Business Daily reports on November 15 and December 24, 2007, and Daily Nation on October 15 the same year show Mr Musyoka, as the Presidential candidate for ODM Kenya did indeed propose free secondary education at the time, as did Raila Odinga and Mwai Kibaki, who were also candidates for the presidency at the time.

So how much would free secondary education cost? Currently, in the 2017-2018 financial year, the education docket was allocated Sh349.9 billion, with Sh14billion and Sh33billion going to financing Free Primary and Day Secondary Education respectively.

COMPROMISING QUALITY

A Taskforce on Secondary School fees that was chaired by Dr Kilemi Mwiria concluded that to assure fully free day secondary school, the government would pay a capitation grant of Sh23,975 per student.

According to the Economic Survey 2017, there were 2,720,600 students who enrolled into secondary schools. Statistics provided by the Ministry of Education in 2014 stated that 93.28 per cent of the students enrolled into secondary school are in public schools. Assuming that the rate remains constant, it would imply that about2,537,775 students are in public schools. That means the government would have to pay Sh60.8 billion, without including expenses such as boarding.

Both Jubilee and Nasa, just like the candidates 10 years ago, are yet to specify exactly how they would fund free secondary education.

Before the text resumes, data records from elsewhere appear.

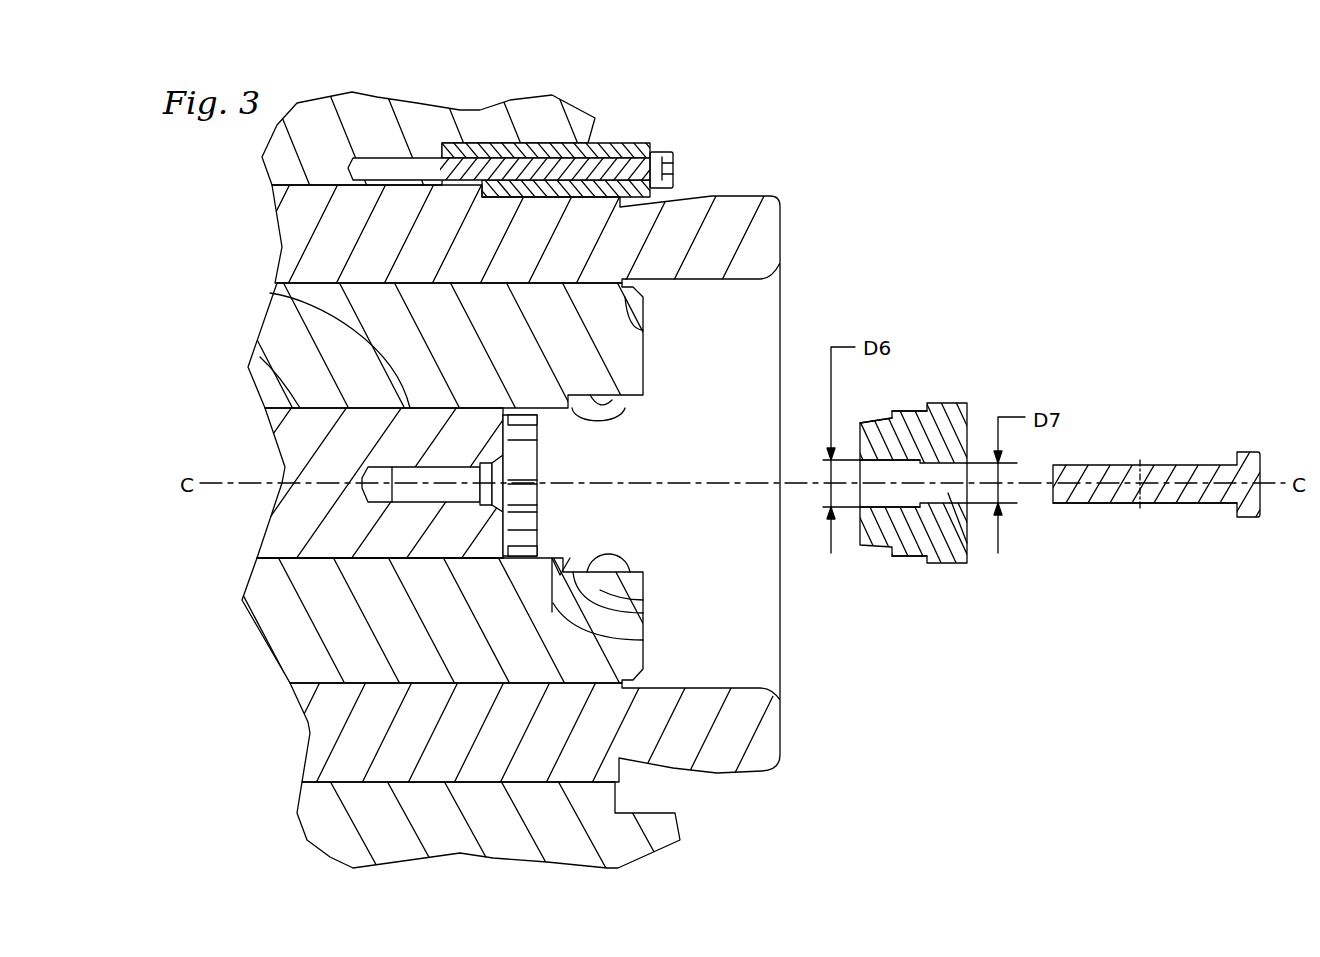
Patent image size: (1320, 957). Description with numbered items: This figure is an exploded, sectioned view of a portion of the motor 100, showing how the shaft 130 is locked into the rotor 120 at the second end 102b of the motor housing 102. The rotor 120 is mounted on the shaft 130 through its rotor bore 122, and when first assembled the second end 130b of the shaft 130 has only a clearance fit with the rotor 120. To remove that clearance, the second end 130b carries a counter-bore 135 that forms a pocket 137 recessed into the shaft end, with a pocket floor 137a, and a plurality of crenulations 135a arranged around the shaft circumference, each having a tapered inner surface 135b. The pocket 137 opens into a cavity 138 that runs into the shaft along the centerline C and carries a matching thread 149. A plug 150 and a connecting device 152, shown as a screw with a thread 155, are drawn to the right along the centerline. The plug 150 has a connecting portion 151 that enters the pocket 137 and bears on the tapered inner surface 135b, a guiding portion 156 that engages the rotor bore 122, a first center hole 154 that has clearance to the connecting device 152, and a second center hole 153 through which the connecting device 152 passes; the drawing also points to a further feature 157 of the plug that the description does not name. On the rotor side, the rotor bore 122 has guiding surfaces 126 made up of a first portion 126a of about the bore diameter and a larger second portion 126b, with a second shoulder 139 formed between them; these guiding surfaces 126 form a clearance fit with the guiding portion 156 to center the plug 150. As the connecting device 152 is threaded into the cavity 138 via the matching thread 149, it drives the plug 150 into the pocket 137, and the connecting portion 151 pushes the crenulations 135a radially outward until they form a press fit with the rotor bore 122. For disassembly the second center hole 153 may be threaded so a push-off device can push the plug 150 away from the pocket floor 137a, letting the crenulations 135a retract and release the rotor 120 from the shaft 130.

The motor 100 is at (883, 188).
The motor housing 102 is at (558, 127).
The second end of the motor housing 102b is at (578, 143).
The rotor 120 is at (647, 330).
The rotor bore 122 is at (275, 297).
The guiding surfaces 126 is at (565, 555).
The first portion of the guiding surfaces 126a is at (595, 412).
The second portion of the guiding surfaces 126b is at (645, 365).
The shaft 130 is at (258, 362).
The second end of the shaft 130b is at (480, 557).
The counter-bore 135 is at (545, 500).
The crenulations 135a is at (538, 550).
The tapered inner surface 135b is at (538, 418).
The pocket 137 is at (540, 448).
The pocket floor 137a is at (530, 487).
The cavity 138 is at (378, 480).
The second shoulder 139 is at (610, 405).
The matching thread 149 is at (330, 558).
The plug 150 is at (968, 418).
The connecting portion 151 is at (880, 420).
The connecting device 152 is at (1250, 452).
The second center hole 153 is at (967, 543).
The first center hole 154 is at (893, 497).
The thread 155 is at (1100, 505).
The guiding portion 156 is at (925, 402).
The nut lower shoulder 157 is at (913, 563).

There are also lingering questions about the country’s preparedness to adopt the new form of education, judging from the confusion that marred the introduction of Free Primary Education back in 2003 and the whole debate around comprising quality at the expense of providing free education as well as the delays encountered in releasing the funds every year.

For instance, the government this year announced it had released Sh5.5 billion for funding free education for Term Two almost a month since schools reopened.

NEW FORM OF EDUCATION

Both Jubilee and Nasa, just like candidates 10 years ago, are yet to specify exactly how they would fund free secondary education.

There are also lingering questions about the country’s preparedness to adopt the new form of education, judging from the confusion that marred the introduction of Free Primary Education back in 2003 and the whole debate of if quality of education had been compromised at the expense of providing free education, and the delays encountered in releasing the funds every year.

For instance, the government this year released Sh5.5 billion for funding free education for term two of the academic calendar, coming almost a month since schools reopened.

While Kalonzo’s claim of being the first to pledge free secondary school education is mostly true, neither of the rival political camps has provided Kenyans with useful details on how they would make this campaign pledge a reality once they get into power.